When I wake up, my heart doesn’t split into a thousand pieces. My head doesn’t pound with questions asking me why us, or how are we here. When I reach for a mug for my coffee, my hands don’t shake when I see Mum’s mug.
I wondered whether Mummy felt this way too when she was in hospital and whether I did enough to comfort her. I hope she never felt alone when she was with me.
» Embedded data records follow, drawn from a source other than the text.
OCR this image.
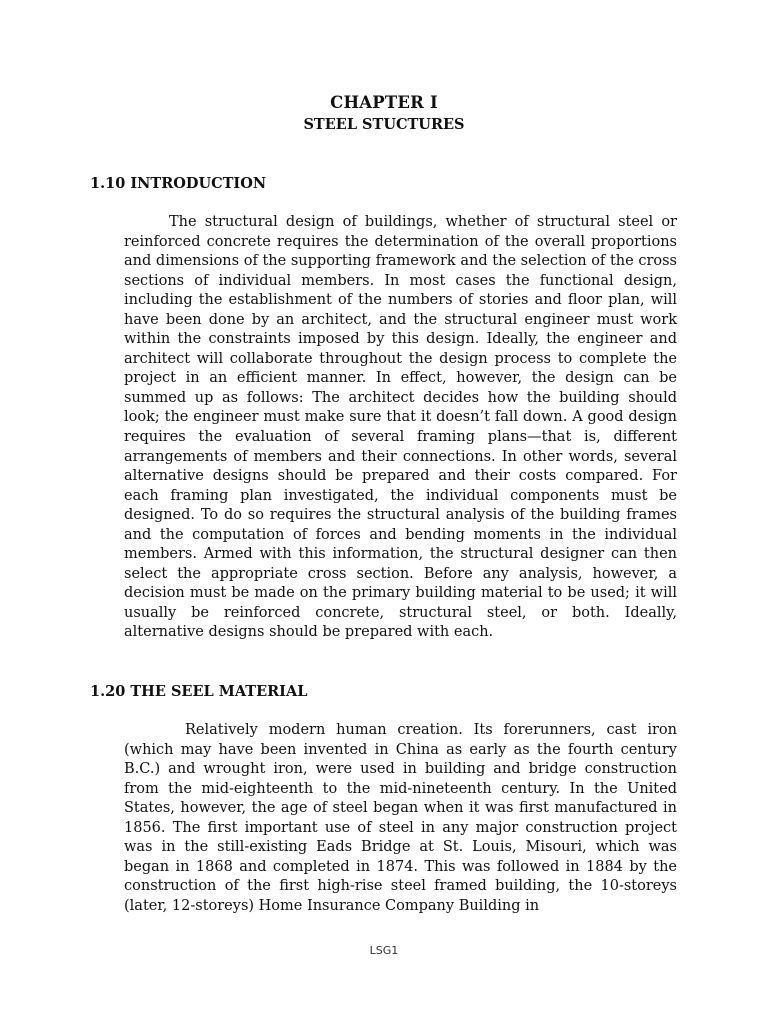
CHAPTER I
STEEL STUCTURES
1.10 INTRODUCTION

The structural design of buildings, whether of structural steel or reinforced concrete requires the determination of the overall proportions and dimensions of the supporting framework and the selection of the cross sections of individual members. In most cases the functional design, including the establishment of the numbers of stories and floor plan, will have been done by an architect, and the structural engineer must work within the constraints imposed by this design. Ideally, the engineer and architect will collaborate throughout the design process to complete the project in an efficient manner. In effect, however, the design can be summed up as follows: The architect decides how the building should look; the engineer must make sure that it doesn’t fall down. A good design requires the evaluation of several framing plans—that is, different arrangements of members and their connections. In other words, several alternative designs should be prepared and their costs compared. For each framing plan investigated, the individual components must be designed. To do so requires the structural analysis of the building frames and the computation of forces and bending moments in the individual members. Armed with this information, the structural designer can then select the appropriate cross section. Before any analysis, however, a decision must be made on the primary building material to be used; it will usually be reinforced concrete, structural steel, or both. Ideally, alternative designs should be prepared with each.

1.20 THE SEEL MATERIAL

Relatively modern human creation. Its forerunners, cast iron (which may have been invented in China as early as the fourth century B.C.) and wrought iron, were used in building and bridge construction from the mid-eighteenth to the mid-nineteenth century. In the United States, however, the age of steel began when it was first manufactured in 1856. The first important use of steel in any major construction project was in the still-existing Eads Bridge at St. Louis, Misouri, which was began in 1868 and completed in 1874. This was followed in 1884 by the construction of the first high-rise steel framed building, the 10-storeys (later, 12-storeys) Home Insurance Company Building in

LSG1
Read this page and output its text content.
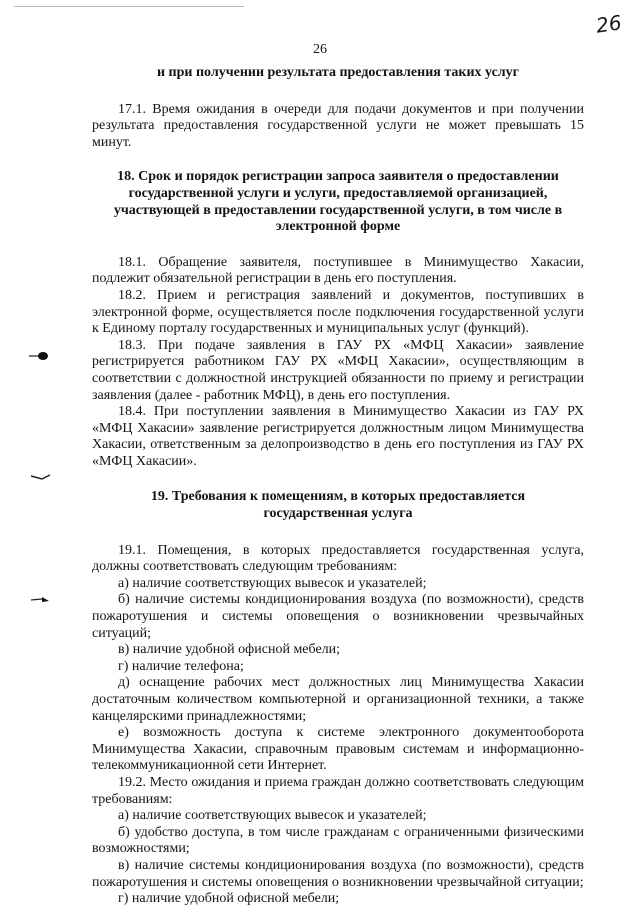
26
26
и при получении результата предоставления таких услуг
17.1. Время ожидания в очереди для подачи документов и при получении результата предоставления государственной услуги не может превышать 15 минут.
18. Срок и порядок регистрации запроса заявителя о предоставлении государственной услуги и услуги, предоставляемой организацией, участвующей в предоставлении государственной услуги, в том числе в электронной форме
18.1. Обращение заявителя, поступившее в Минимущество Хакасии, подлежит обязательной регистрации в день его поступления.
18.2. Прием и регистрация заявлений и документов, поступивших в электронной форме, осуществляется после подключения государственной услуги к Единому порталу государственных и муниципальных услуг (функций).
18.3. При подаче заявления в ГАУ РХ «МФЦ Хакасии» заявление регистрируется работником ГАУ РХ «МФЦ Хакасии», осуществляющим в соответствии с должностной инструкцией обязанности по приему и регистрации заявления (далее - работник МФЦ), в день его поступления.
18.4. При поступлении заявления в Минимущество Хакасии из ГАУ РХ «МФЦ Хакасии» заявление регистрируется должностным лицом Минимущества Хакасии, ответственным за делопроизводство в день его поступления из ГАУ РХ «МФЦ Хакасии».
19. Требования к помещениям, в которых предоставляется государственная услуга
19.1. Помещения, в которых предоставляется государственная услуга, должны соответствовать следующим требованиям:
а) наличие соответствующих вывесок и указателей;
б) наличие системы кондиционирования воздуха (по возможности), средств пожаротушения и системы оповещения о возникновении чрезвычайных ситуаций;
в) наличие удобной офисной мебели;
г) наличие телефона;
д) оснащение рабочих мест должностных лиц Минимущества Хакасии достаточным количеством компьютерной и организационной техники, а также канцелярскими принадлежностями;
е) возможность доступа к системе электронного документооборота Минимущества Хакасии, справочным правовым системам и информационно-телекоммуникационной сети Интернет.
19.2. Место ожидания и приема граждан должно соответствовать следующим требованиям:
а) наличие соответствующих вывесок и указателей;
б) удобство доступа, в том числе гражданам с ограниченными физическими возможностями;
в) наличие системы кондиционирования воздуха (по возможности), средств пожаротушения и системы оповещения о возникновении чрезвычайной ситуации;
г) наличие удобной офисной мебели;
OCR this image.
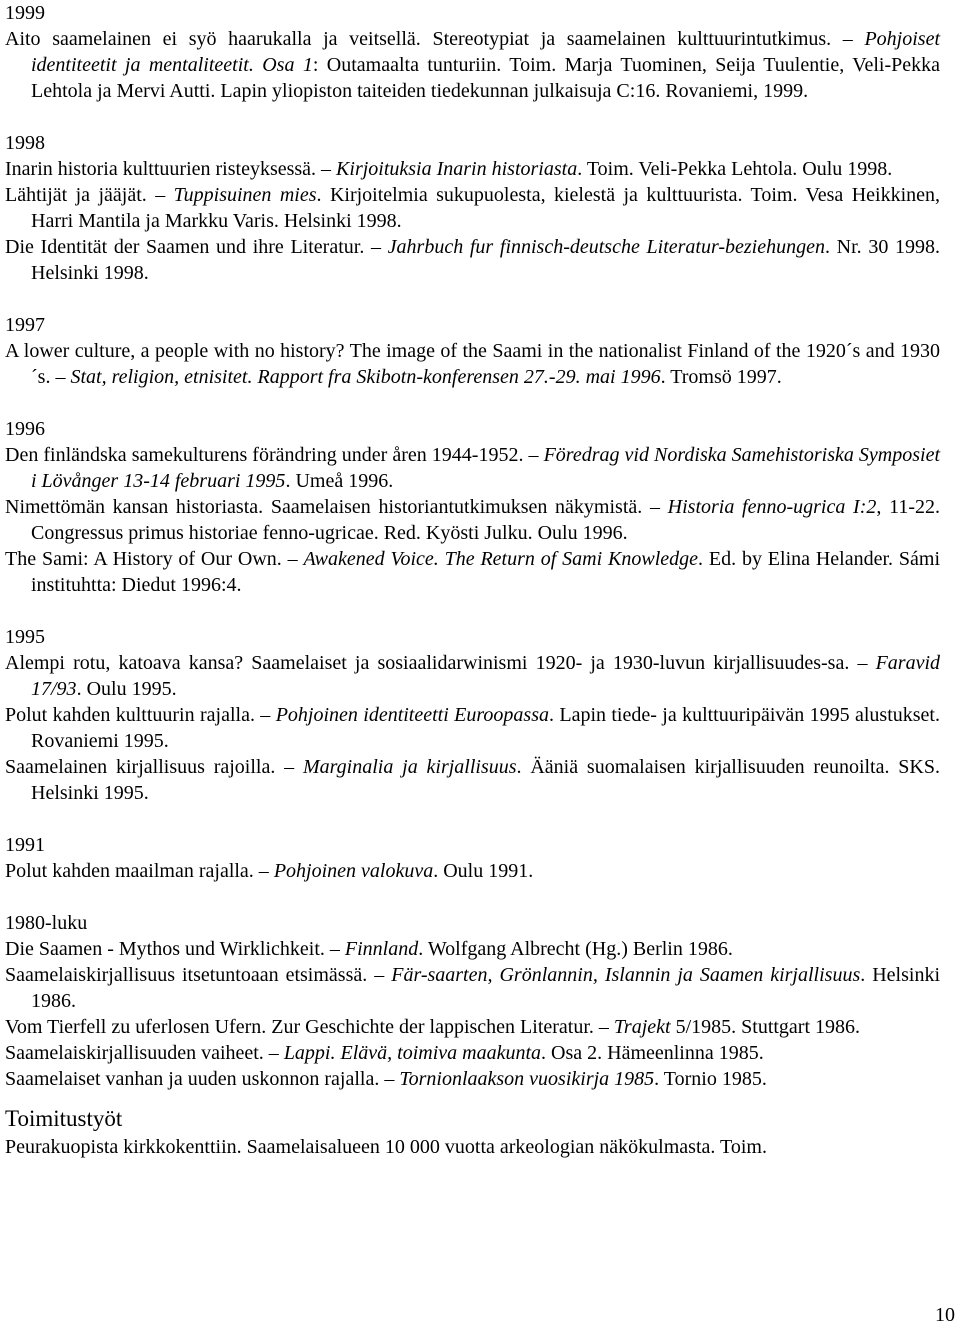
1999

Aito saamelainen ei syö haarukalla ja veitsellä. Stereotypiat ja saamelainen kulttuurintutkimus. – Pohjoiset identiteetit ja mentaliteetit. Osa 1: Outamaalta tunturiin. Toim. Marja Tuominen, Seija Tuulentie, Veli-Pekka Lehtola ja Mervi Autti. Lapin yliopiston taiteiden tiedekunnan julkaisuja C:16. Rovaniemi, 1999.

1998

Inarin historia kulttuurien risteyksessä. – Kirjoituksia Inarin historiasta. Toim. Veli-Pekka Lehtola. Oulu 1998.

Lähtijät ja jääjät. – Tuppisuinen mies. Kirjoitelmia sukupuolesta, kielestä ja kulttuurista. Toim. Vesa Heikkinen, Harri Mantila ja Markku Varis. Helsinki 1998.

Die Identität der Saamen und ihre Literatur. – Jahrbuch fur finnisch-deutsche Literatur-beziehungen. Nr. 30 1998. Helsinki 1998.

1997

A lower culture, a people with no history? The image of the Saami in the nationalist Finland of the 1920´s and 1930´s. – Stat, religion, etnisitet. Rapport fra Skibotn-konferensen 27.-29. mai 1996. Tromsö 1997.

1996

Den finländska samekulturens förändring under åren 1944-1952. – Föredrag vid Nordiska Samehistoriska Symposiet i Lövånger 13-14 februari 1995. Umeå 1996.

Nimettömän kansan historiasta. Saamelaisen historiantutkimuksen näkymistä. – Historia fenno-ugrica I:2, 11-22. Congressus primus historiae fenno-ugricae. Red. Kyösti Julku. Oulu 1996.

The Sami: A History of Our Own. – Awakened Voice. The Return of Sami Knowledge. Ed. by Elina Helander. Sámi instituhtta: Diedut 1996:4.

1995

Alempi rotu, katoava kansa? Saamelaiset ja sosiaalidarwinismi 1920- ja 1930-luvun kirjallisuudes-sa. – Faravid 17/93. Oulu 1995.

Polut kahden kulttuurin rajalla. – Pohjoinen identiteetti Euroopassa. Lapin tiede- ja kulttuuripäivän 1995 alustukset. Rovaniemi 1995.

Saamelainen kirjallisuus rajoilla. – Marginalia ja kirjallisuus. Ääniä suomalaisen kirjallisuuden reunoilta. SKS. Helsinki 1995.

1991

Polut kahden maailman rajalla. – Pohjoinen valokuva. Oulu 1991.

1980-luku

Die Saamen - Mythos und Wirklichkeit. – Finnland. Wolfgang Albrecht (Hg.) Berlin 1986.

Saamelaiskirjallisuus itsetuntoaan etsimässä. – Fär-saarten, Grönlannin, Islannin ja Saamen kirjallisuus. Helsinki 1986.

Vom Tierfell zu uferlosen Ufern. Zur Geschichte der lappischen Literatur. – Trajekt 5/1985. Stuttgart 1986.

Saamelaiskirjallisuuden vaiheet. – Lappi. Elävä, toimiva maakunta. Osa 2. Hämeenlinna 1985.

Saamelaiset vanhan ja uuden uskonnon rajalla. – Tornionlaakson vuosikirja 1985. Tornio 1985.

Toimitustyöt

Peurakuopista kirkkokenttiin. Saamelaisalueen 10 000 vuotta arkeologian näkökulmasta. Toim.

10
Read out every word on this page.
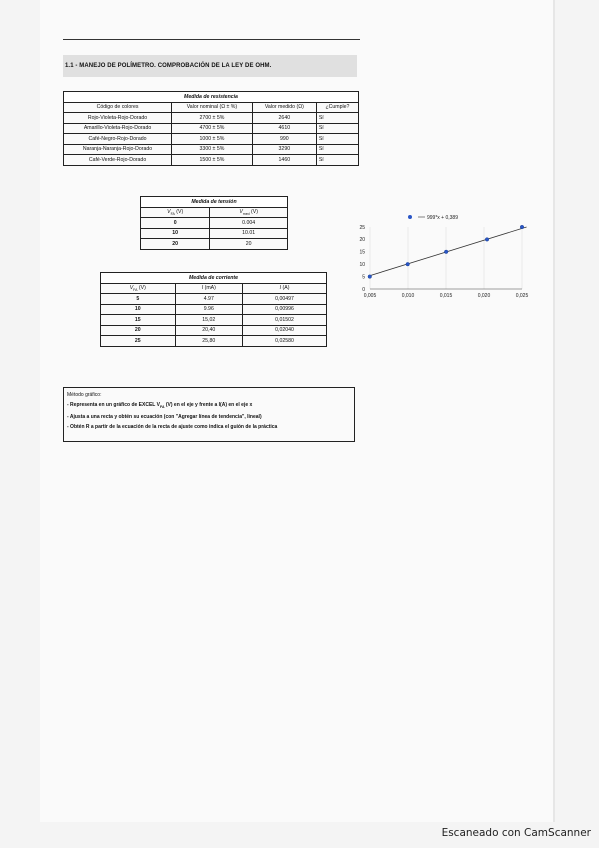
1.1 - MANEJO DE POLÍMETRO. COMPROBACIÓN DE LA LEY DE OHM.
Medida de resistencia			
Código de colores	Valor nominal (Ω ± %)	Valor medido (Ω)	¿Cumple?
Rojo-Violeta-Rojo-Dorado	2700 ± 5%	2640	Sí
Amarillo-Violeta-Rojo-Dorado	4700 ± 5%	4610	Sí
Café-Negro-Rojo-Dorado	1000 ± 5%	990	Sí
Naranja-Naranja-Rojo-Dorado	3300 ± 5%	3290	Sí
Café-Verde-Rojo-Dorado	1500 ± 5%	1460	Sí
Medida de tensión	
$V_{FA}$ (V)	$V_{med}$ (V)
0	0.004
10	10.01
20	20
Medida de corriente		
$V_{FA}$ (V)	I (mA)	I (A)
5	4.97	0,00497
10	9.96	0,00996
15	15,02	0,01502
20	20,40	0,02040
25	25,80	0,02580
0,005	0,010	0,015	0,020	0,025
0
5
10
15
20
25
999*x + 0,389
Método gráfico:
- Representa en un gráfico de EXCEL $V_{FA}$ (V) en el eje y frente a I(A) en el eje x
- Ajusta a una recta y obtén su ecuación (con "Agregar línea de tendencia", lineal)
- Obtén R a partir de la ecuación de la recta de ajuste como indica el guión de la práctica
Escaneado con CamScanner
That's one of the most difficult things about losing my mum, I just want to tell her how difficult life is without her in it.
For the first 3 months following my mums passing, I was frantic and desperate for memories. We had already lost her, I was terrified that I’d now forget her too. I wanted to hold on to our memories so tightly as if they were helium balloons. Like a child at the fayre, I daren’t loosen my grip in fear that they’d float away and be forgotten forever.
That’s my Mum, she existed, she laughed, there was a time she wasn’t dying or sad, when this wasn’t our reality, and when she could hug me and tell me everything’s going to be okay. The pain is just an indicator of how strong our bond was.
After the loss of our mum, we have tried several times to find information online about people in similar situations – to feel less alone, to get advice, to know that life can continue after all of the trauma. We couldn’t find anyone. So, we decided that we would become those people for others through The Grief Reality.